America’s IVF industry already faces some of the lightest-touch regulation in the world, making it an odd patient to be prescribed a diagnosis of further deregulation. But beyond that, the IVF executive order is a rather striking betrayal of what we might call the principles of MAHA.
After all, IVF doesn’t treat the root causes of infertility. It tries to circumvent whatever problems may be leading to male or female reproductive problems by creating babies ex utero and then implanting them after the fact. There are doctors and lines of medicine that devote themselves to restoring healthy function of the ovaries, or boosting male sperm count, or other ways of addressing underlying health problems preventing conception. IVF doesn’t solve the problem of infertility; it sidesteps it.
In doing so, it opens the door to seeing babies turned into products selected, rather than gifts accepted. The U.S. is already one of the few nations that allows sex-selective embryo implantation. We aren’t that far from technology allowing parents to select their offspring based on a genetic score, ensuring that the children of tomorrow have the highest IQ, the bluest eyes, the most athletic builds.

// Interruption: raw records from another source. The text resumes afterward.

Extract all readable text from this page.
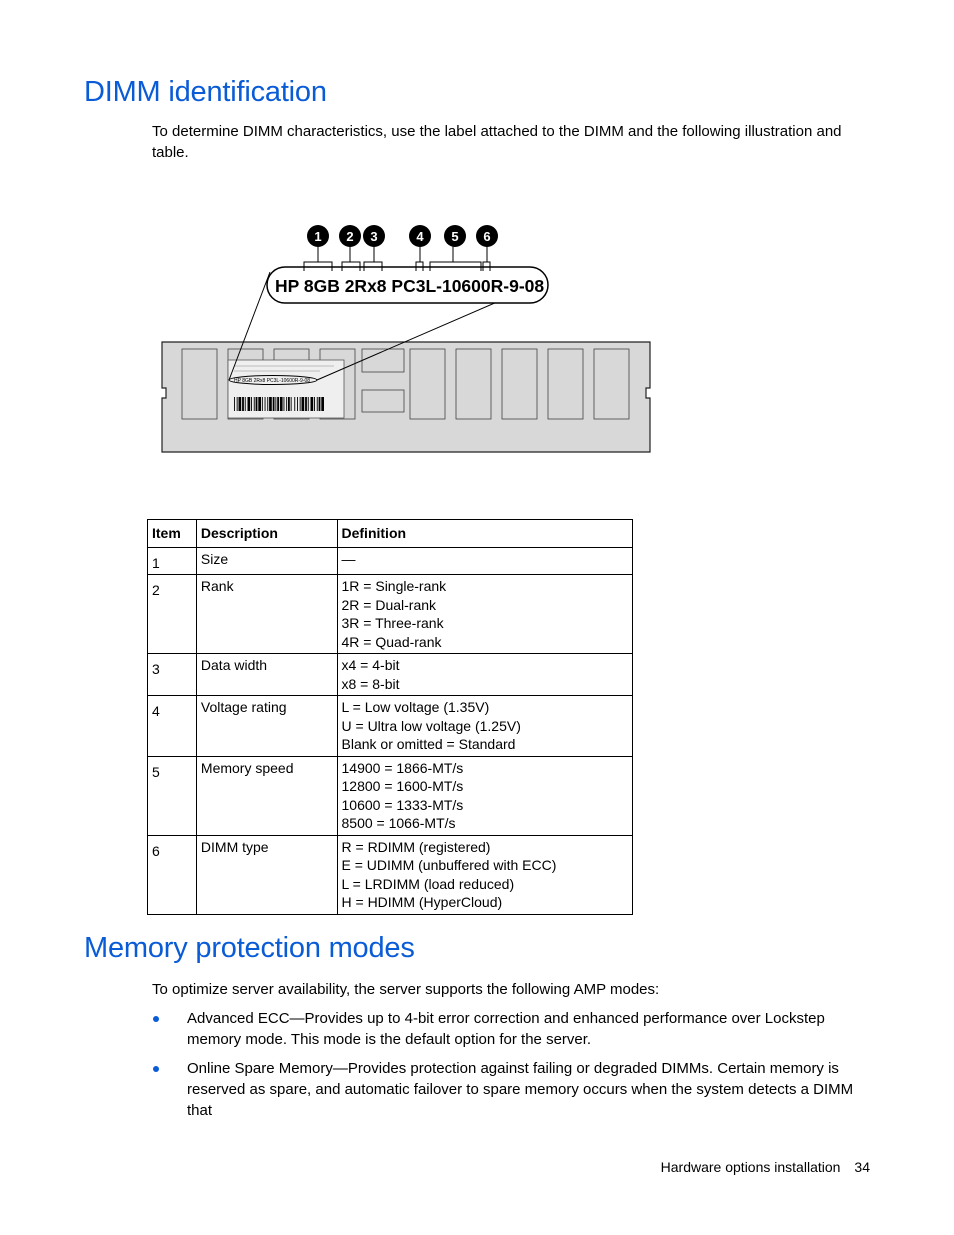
DIMM identification

To determine DIMM characteristics, use the label attached to the DIMM and the following illustration and table.

HP 8GB 2Rx8 PC3L-10600R-9-08
HP 8GB 2Rx8 PC3L-10600R-9-08
1 2 3	4 5 6
Item	Description	Definition
1	Size	—

2	Rank	1R = Single-rank
2R = Dual-rank
3R = Three-rank
4R = Quad-rank

3	Data width	x4 = 4-bit
x8 = 8-bit

4	Voltage rating	L = Low voltage (1.35V)
U = Ultra low voltage (1.25V)
Blank or omitted = Standard

5	Memory speed	14900 = 1866-MT/s
12800 = 1600-MT/s
10600 = 1333-MT/s
8500 = 1066-MT/s

6	DIMM type	R = RDIMM (registered)
E = UDIMM (unbuffered with ECC)
L = LRDIMM (load reduced)
H = HDIMM (HyperCloud)
Memory protection modes

To optimize server availability, the server supports the following AMP modes:

Advanced ECC—Provides up to 4-bit error correction and enhanced performance over Lockstep memory mode. This mode is the default option for the server.
Online Spare Memory—Provides protection against failing or degraded DIMMs. Certain memory is reserved as spare, and automatic failover to spare memory occurs when the system detects a DIMM that
Hardware options installation 34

If the President and his team were interested in applying the underlying principles of the MAHA movement to concrete policy proposals, they’d be directing federal research dollars towards the study and treatment of endometriosis or recurrent miscarriage. They’d champion the idea of restorative reproductive health, which would help redress infertility without turning embryos into consumer products, by endorsing Senator Cindy Hyde-Smith’s Reproductive Empowerment and Support through Optimal Restoration (RESTORE) Act. They’d hold the fertility industry—which has far from a sterling record—to the same standard as the organs of public health, instead of abetting misinformation about IVF’s track record of success (or lack thereof) as women get into their mid-to-late 30s. They’d get rid of marriage penalties and focus on helping young adults get married earlier in life, when chances at conceiving a child are higher. All of these would be root causes to be tackled, key steps towards making America—and her fertility rates—healthier.
The MAHA movement has the potential to get mainstream Republicans excited about holistic health care. It also runs the risk of becoming a political fig leaf, used to advance politically connected industries, or a punch line, if its more heterodox understandings of disease theory end up guide policymaking. Its adherents, particularly the young moms who have been excited to see their issue come to national prominence, deserve for the goal of a healthy America, from the ground up, to be taken seriously—not betrayed within the first month.
Patrick T. Brown is a fellow at the Ethics and Public Policy Center, where his work with the Life and Family Initiative focuses on developing a robust pro-family economic agenda and supporting families as the cornerstone of a healthy and flourishing society.